Вошел один из караульных внешних постов и тут же направился к свету, туда, где стоял Старый. Четко доложил:
— Старый! На наш пост вышел свободный. Он был без оружия. Он не подходил к посту, но знал, где мы. Мы не стреляли, как ты и приказал. Свободный оставил мешок, повернулся и ушел.
— Ага! Начался диалог! Давай мешок, — обрадовано протянул руку Старый.
— Нет, погоди, — отодвинул его в сторону Петр. — Мало того, что ты отпустил свободную, так еще и какие-то посылки от свободных? Нет уж, дай я сам открою твою посылку.
— Ну, пожалуйста, — Старый снова отошел к стене, привалился к ней.
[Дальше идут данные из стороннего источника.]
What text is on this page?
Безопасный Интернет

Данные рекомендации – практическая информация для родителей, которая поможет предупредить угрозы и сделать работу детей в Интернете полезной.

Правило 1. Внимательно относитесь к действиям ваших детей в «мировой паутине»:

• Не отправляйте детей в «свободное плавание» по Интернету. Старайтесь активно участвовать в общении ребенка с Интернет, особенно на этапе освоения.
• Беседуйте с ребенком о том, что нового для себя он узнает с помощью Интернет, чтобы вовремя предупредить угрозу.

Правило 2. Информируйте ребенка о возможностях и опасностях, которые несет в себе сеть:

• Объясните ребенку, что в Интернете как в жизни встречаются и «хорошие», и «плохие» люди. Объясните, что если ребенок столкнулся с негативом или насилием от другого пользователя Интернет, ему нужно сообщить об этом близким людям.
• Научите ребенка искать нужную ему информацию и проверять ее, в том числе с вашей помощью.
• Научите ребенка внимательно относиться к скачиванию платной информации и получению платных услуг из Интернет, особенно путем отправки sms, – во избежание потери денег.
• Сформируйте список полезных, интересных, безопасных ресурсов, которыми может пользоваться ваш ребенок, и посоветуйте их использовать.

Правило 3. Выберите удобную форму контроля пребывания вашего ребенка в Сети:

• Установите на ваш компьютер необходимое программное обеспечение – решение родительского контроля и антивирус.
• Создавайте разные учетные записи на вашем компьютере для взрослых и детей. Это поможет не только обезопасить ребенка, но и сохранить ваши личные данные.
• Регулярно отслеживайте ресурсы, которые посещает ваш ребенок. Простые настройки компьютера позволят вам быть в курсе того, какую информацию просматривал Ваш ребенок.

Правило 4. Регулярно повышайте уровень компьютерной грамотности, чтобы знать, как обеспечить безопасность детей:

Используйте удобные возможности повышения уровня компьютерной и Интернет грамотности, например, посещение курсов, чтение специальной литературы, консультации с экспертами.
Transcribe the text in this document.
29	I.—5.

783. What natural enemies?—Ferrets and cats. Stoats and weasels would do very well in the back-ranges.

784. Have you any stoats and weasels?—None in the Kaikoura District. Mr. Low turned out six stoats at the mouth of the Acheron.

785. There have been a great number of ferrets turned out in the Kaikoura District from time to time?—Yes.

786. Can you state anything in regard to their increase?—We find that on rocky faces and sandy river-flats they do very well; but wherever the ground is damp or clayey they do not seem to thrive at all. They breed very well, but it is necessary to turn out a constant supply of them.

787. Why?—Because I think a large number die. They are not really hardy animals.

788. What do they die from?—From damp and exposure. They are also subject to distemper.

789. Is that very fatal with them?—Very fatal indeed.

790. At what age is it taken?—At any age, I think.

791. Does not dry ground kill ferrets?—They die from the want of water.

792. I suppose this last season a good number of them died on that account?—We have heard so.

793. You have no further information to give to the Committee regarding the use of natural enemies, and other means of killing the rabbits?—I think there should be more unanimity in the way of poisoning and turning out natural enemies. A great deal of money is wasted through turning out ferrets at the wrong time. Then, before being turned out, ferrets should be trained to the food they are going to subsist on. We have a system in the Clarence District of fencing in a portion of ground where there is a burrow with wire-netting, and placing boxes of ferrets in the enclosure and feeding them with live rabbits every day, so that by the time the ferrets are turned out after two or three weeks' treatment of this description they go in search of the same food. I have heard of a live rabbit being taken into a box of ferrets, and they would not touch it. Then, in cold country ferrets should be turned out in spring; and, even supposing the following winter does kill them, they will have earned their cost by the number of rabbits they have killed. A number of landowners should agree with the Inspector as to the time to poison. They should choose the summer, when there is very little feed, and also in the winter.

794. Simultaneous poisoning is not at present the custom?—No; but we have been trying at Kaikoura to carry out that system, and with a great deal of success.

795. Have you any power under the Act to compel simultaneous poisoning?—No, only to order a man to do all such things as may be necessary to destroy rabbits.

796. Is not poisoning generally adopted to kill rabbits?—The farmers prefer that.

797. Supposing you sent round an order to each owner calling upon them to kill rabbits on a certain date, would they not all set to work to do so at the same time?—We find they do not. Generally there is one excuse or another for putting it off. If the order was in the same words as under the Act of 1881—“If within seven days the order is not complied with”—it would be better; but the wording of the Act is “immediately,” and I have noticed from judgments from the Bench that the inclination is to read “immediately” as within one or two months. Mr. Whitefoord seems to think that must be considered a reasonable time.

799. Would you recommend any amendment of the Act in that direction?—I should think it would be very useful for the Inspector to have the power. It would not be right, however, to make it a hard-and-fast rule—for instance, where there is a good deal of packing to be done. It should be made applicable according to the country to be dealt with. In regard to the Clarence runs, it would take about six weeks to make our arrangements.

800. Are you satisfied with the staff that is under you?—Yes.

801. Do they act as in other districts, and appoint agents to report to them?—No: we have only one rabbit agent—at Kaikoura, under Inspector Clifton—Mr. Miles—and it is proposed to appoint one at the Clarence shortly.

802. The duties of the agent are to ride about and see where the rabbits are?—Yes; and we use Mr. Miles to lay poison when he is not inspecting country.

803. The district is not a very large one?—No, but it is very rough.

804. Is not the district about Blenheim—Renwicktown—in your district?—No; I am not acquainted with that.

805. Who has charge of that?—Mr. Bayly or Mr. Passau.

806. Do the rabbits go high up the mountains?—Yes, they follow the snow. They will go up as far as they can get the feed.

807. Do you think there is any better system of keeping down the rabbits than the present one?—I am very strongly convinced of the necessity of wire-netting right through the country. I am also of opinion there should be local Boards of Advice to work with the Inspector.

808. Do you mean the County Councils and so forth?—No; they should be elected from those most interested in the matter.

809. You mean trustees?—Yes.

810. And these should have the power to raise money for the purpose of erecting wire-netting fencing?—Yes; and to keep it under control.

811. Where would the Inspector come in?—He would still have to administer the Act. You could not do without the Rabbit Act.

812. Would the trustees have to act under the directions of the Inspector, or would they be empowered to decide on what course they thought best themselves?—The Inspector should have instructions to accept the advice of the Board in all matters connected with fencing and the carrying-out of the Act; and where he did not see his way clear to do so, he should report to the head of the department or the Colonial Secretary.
"Ну, вот… Вроде, получилось. Вроде, пронесло? Вот только на сердце все равно тяжесть… Что может быть в этом мешке?"
Командиры отрядов столпились вокруг стола. Петр засапожным ножом срезал узел, и, взяв кожаный мешок за два нижних угла, со стуком вытряхнул содержимое на стол. В полной тишине охнул кто-то из учителей.
— Да, как же это, Старый? — повернулся Виктор к старику, непонимающе уставившемуся на лежащий на столе предмет.
— Что это? — тот не понимал, что видят его глаза. Чернота подползала со всех сторон. Жало, тянуло с болью что-то слева в груди.
К нему шагнул от стола Петр, и, кривя в ярости губы, почти шепотом, страшным, хриплым, слышным в каждом углу, произнес старую формулу изгнания, тыча с каждым словом пальцем ему в грудь:
— Ты больше не Старый. Старый умер сегодня. Ты никто, и звать тебя — никак. Тебе не место здесь. Тебе не место в хранилище. Иди.
Старик с больным бледным лицом, пошатываясь, невидяще шагнул вперед. Все расступились, как будто даже прикосновение его стало заразным, и в полной тишине он дошел до дверей. Двери распахнулись. Сопровождаемый всеми членами Совета, он дошел до ворот, которые приоткрыли специально для одного человека. Вернее, для мертвеца. Старый умер сегодня. Уходил не Старый. Уходил живой мертвец.